I laugh. She is so tiny it’s like an ant trying to move a mountain. She cannot do it alone. I will need to help her, but…to choose her over my tribe? I glance at the mouth of her tunnel, the unnatural shape and eerie darkness not at all beckoning me forward. And then I glance down at her face. I comb my claws back through her hair, snagging on tangled, sand-drenched curls, and sigh. I tip my chin down and right, toward her tunnel, and she smiles, takes my hand and guides me to the darkness.

ChapterFourteen

Rhen

WHEW. I didn’t think he was going to come with me for a second. He was looking very much like he wasnotgoing to come with me, but I need to go inside the Chamber to secure it from the bridge. I also want to stock up on supplies before I leave humanity forever. Maybe, ya know, also shower.

Definitely shower.

“Pam, can you tell me how to secure the Chamber?”

“Certainly…Rhen,” she says as I stalk down a people-tube-lined tunnel. I pass by people in Bay One who boast numbers one through forty-nine—these are the elites actually meant to be here—until I finally reach the larger octagonal-shaped room where I set up my own little encampment.

Most of my stuff got trampled to pieces, but my art still shines on the walls, looking bright and colorful as it depicts the marvelous contrast between the stark desert world above our heads and the old world as I remember it. My own little patch of Portugal. I didn’t paint any faces, any likenesses of the people I remember. I fear the uncanny valley and don’t know how reliable my memory is. Places I can idealize, but I don’t want to mess up any of my people, rattle their ghosts. After all, I think I might have started to believe a little bit in ghosts. If the lobisomem is real, maybe old spirits remain, too.

There is only one person—being—I would like to paint in both his forms and luckily for me, I’ve managed to convince the model to follow.

I smile up at the monster clomping grumpily down the walkway behind me. He had to shrink back down to his regular shape in order to fit down the tube, and even then, it was a tight squeeze.

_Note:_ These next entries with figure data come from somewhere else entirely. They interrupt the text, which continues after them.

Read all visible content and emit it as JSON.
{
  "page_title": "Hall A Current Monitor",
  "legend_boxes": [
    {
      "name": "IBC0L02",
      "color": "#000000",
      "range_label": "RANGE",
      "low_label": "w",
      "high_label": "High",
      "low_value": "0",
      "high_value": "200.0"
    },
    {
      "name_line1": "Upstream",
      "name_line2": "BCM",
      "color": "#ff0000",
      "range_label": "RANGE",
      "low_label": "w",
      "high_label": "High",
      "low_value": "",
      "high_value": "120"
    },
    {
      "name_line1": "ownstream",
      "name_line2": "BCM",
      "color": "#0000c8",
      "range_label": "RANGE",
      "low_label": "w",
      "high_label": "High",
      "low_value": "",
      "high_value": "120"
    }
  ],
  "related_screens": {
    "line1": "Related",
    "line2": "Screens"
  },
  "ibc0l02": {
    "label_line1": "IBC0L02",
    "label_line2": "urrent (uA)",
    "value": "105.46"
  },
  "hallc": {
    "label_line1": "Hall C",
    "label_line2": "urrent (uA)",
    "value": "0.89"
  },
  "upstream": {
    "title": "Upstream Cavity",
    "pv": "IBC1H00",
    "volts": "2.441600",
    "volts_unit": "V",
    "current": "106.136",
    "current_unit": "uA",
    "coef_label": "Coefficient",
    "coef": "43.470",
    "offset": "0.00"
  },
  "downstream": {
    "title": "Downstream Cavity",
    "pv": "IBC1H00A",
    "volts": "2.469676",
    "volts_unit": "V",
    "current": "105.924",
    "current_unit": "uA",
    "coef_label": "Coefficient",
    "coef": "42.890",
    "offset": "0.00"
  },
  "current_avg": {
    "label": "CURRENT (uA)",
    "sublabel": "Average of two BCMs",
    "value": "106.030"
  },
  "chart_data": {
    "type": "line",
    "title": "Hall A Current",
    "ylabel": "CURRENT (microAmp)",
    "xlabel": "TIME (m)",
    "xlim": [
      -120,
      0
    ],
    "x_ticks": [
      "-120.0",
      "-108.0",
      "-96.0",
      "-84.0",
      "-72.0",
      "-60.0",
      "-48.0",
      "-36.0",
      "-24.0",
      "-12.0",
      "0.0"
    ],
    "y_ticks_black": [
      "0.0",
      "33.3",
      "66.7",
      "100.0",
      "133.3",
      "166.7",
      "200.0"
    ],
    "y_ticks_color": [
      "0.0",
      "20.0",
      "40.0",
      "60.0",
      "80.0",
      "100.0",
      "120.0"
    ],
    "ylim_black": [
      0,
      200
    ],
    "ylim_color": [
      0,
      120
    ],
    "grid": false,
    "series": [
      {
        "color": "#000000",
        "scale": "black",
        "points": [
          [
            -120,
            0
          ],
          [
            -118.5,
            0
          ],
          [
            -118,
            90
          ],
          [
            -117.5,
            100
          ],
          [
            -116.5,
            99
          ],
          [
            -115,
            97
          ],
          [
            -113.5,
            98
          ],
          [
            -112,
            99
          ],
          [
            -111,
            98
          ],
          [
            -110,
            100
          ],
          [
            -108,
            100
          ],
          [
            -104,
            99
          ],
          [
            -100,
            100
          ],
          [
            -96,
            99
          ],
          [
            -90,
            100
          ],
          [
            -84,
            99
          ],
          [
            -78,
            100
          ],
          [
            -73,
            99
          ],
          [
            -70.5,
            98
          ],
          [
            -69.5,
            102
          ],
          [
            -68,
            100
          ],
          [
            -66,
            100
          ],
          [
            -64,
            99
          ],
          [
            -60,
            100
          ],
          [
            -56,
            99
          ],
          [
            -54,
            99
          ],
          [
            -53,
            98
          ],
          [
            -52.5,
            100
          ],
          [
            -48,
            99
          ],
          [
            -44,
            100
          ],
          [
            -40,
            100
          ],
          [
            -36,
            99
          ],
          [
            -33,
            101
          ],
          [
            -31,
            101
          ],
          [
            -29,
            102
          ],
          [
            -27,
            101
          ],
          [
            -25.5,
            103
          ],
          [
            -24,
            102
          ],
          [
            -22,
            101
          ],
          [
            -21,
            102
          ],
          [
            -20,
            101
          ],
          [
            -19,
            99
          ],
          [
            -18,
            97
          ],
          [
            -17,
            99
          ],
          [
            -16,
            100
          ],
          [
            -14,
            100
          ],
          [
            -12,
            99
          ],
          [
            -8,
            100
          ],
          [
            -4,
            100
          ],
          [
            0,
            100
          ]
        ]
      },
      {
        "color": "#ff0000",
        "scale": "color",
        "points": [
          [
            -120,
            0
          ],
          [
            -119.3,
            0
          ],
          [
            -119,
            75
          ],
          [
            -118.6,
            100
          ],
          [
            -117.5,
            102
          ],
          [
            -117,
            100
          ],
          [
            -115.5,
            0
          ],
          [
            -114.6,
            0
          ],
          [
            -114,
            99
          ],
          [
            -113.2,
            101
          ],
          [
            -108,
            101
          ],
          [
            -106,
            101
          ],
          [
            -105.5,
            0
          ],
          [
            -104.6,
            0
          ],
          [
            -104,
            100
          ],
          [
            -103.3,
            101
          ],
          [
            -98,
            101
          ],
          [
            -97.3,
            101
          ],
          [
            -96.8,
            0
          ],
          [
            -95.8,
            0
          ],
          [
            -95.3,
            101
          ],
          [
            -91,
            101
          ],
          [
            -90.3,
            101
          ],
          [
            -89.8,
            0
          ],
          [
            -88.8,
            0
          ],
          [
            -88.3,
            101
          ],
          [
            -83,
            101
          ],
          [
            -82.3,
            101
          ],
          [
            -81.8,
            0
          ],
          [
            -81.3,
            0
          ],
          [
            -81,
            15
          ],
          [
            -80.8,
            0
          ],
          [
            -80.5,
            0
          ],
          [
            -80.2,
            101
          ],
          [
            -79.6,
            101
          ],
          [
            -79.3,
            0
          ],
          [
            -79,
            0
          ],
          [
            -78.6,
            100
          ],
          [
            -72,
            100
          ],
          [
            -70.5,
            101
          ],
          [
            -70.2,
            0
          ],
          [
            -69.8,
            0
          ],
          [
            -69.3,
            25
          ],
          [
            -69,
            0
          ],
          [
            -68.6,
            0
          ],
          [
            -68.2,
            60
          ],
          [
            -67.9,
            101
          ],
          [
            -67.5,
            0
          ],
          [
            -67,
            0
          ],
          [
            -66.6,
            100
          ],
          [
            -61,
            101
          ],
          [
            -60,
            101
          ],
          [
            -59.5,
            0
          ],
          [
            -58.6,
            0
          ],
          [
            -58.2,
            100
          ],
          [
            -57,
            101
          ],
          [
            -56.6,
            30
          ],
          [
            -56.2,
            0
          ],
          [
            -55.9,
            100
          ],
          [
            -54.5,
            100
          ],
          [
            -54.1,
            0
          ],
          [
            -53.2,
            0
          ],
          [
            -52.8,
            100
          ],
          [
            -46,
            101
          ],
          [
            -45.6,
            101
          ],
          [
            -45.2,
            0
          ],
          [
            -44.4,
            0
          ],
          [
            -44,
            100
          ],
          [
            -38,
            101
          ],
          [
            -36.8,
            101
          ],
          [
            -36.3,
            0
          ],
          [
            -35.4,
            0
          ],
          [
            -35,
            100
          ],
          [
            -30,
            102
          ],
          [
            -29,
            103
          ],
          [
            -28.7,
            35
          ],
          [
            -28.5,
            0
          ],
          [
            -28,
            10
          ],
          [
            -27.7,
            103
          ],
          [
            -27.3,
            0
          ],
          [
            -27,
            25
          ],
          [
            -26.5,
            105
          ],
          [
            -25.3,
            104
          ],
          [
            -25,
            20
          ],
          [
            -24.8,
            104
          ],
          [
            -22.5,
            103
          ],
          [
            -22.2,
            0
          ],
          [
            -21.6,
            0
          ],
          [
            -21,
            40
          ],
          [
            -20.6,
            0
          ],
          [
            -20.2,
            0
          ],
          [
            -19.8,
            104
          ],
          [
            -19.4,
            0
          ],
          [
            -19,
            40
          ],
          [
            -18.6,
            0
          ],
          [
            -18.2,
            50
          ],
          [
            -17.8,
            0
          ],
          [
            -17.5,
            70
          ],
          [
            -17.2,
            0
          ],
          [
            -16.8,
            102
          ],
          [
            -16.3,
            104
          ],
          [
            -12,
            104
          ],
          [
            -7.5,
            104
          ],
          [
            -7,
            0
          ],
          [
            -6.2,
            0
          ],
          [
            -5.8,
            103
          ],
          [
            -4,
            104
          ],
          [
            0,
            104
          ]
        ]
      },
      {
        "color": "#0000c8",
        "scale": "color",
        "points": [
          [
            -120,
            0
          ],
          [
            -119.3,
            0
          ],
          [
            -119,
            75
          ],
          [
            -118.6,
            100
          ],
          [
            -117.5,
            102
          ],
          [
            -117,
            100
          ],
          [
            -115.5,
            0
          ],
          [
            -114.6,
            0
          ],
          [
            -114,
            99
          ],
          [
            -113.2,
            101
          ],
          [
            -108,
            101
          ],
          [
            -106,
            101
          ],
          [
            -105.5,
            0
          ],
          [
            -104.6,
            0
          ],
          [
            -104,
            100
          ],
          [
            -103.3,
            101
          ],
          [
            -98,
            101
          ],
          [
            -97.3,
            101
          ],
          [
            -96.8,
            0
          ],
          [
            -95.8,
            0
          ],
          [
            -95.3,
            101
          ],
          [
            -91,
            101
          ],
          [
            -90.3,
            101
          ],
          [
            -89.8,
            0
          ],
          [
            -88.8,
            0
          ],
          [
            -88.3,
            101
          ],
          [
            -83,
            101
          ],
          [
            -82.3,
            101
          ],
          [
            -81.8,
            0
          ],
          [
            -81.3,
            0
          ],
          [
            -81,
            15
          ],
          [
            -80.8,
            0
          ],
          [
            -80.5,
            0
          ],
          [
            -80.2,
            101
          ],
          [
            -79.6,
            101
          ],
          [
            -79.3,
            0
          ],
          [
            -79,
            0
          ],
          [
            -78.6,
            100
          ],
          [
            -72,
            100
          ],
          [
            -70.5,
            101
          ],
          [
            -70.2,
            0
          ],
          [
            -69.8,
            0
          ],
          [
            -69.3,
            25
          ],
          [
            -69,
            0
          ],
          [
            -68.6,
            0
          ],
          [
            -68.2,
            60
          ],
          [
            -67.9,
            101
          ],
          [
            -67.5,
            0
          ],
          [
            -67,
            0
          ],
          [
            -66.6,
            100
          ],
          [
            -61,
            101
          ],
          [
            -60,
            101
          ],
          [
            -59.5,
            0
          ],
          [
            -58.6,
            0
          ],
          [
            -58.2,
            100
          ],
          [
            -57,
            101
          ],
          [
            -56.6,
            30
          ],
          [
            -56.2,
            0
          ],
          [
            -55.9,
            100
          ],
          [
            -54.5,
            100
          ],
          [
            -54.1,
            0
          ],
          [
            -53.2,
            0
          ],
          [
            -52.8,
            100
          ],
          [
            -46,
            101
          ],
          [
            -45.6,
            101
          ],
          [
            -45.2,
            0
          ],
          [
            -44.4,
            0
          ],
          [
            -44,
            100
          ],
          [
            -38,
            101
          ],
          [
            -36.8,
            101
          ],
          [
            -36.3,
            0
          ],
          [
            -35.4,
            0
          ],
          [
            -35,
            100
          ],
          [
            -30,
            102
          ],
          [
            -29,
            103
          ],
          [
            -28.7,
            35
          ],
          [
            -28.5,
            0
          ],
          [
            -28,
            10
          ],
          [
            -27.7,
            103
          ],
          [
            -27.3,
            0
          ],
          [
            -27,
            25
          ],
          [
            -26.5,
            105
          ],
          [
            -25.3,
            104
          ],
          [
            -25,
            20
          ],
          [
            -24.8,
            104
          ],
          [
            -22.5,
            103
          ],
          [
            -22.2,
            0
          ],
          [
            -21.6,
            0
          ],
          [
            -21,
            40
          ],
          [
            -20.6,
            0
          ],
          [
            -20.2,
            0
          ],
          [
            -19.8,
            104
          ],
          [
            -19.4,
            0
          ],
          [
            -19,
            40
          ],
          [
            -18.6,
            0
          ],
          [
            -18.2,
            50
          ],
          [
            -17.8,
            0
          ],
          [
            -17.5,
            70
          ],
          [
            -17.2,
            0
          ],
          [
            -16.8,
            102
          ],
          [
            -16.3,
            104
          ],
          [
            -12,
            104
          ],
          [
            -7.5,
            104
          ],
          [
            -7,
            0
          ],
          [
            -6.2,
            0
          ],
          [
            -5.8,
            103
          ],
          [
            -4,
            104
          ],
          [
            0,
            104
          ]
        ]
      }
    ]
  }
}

He isn’t smiling at me, but glaring around at the people on the walls with an expression I can’t quite read, but that I imagine is a healthy mix of horror and more horror.

In the cafeteria, I rifle through the bedding that his tribe stomped all over, eventually finding a duffel bag in the rubble I’d been using to transport items from room to room.

“Brilliant,” I tell Pam as soon as she’s finished her explanation of the long-term hibernation procedure. “I’m going to take a shower, get a little water and food and then I’ll leave these fine folks in peace.”

“I think…that would be best…Rhen.”

I laugh loud and a little hysterically as I head behind the long counter lining one wall of the room. I start to shove dehydrated meal kits into my pack. Not a lot, just enough for…just in case. “Thanks, Pam.”

Meanwhile, I watch Lacchus step uncomfortably over the ruined mattress. His gaze is distrusting as it moves over the walls of the space, occasionally flicking to me as if making sure I’m still here. It’s kind of sweet. Who am I kidding? It’s insanely sweet. The only sweet thing a boy ever did for me in the old world was steal a condom so we could have safe sex. What a gentleman.

What’s even sweeter is the faraway look Lacchus gets in his eyes as he pores over my paintings, walking up and down the walls inspecting them. He reaches out occasionally and brushes the backs of his knuckles across them, handling them with care like they are precious to him. He touches me like that sometimes, too.

I know it’s stupid, but after I pack up a few canteens of water, I head to the far wall where I keep my paints in a cubby. I fill all of the leftover space in my bag with paints, linseed oil, turpentine, and brushes, knowing that this is the only paint I’ll likely ever have. I’ll probably be able to make some out of…something…but it’s not a guarantee. And wherever I end up, I intend to make sure the world knows I existed. The artist survived. I was here, bitches.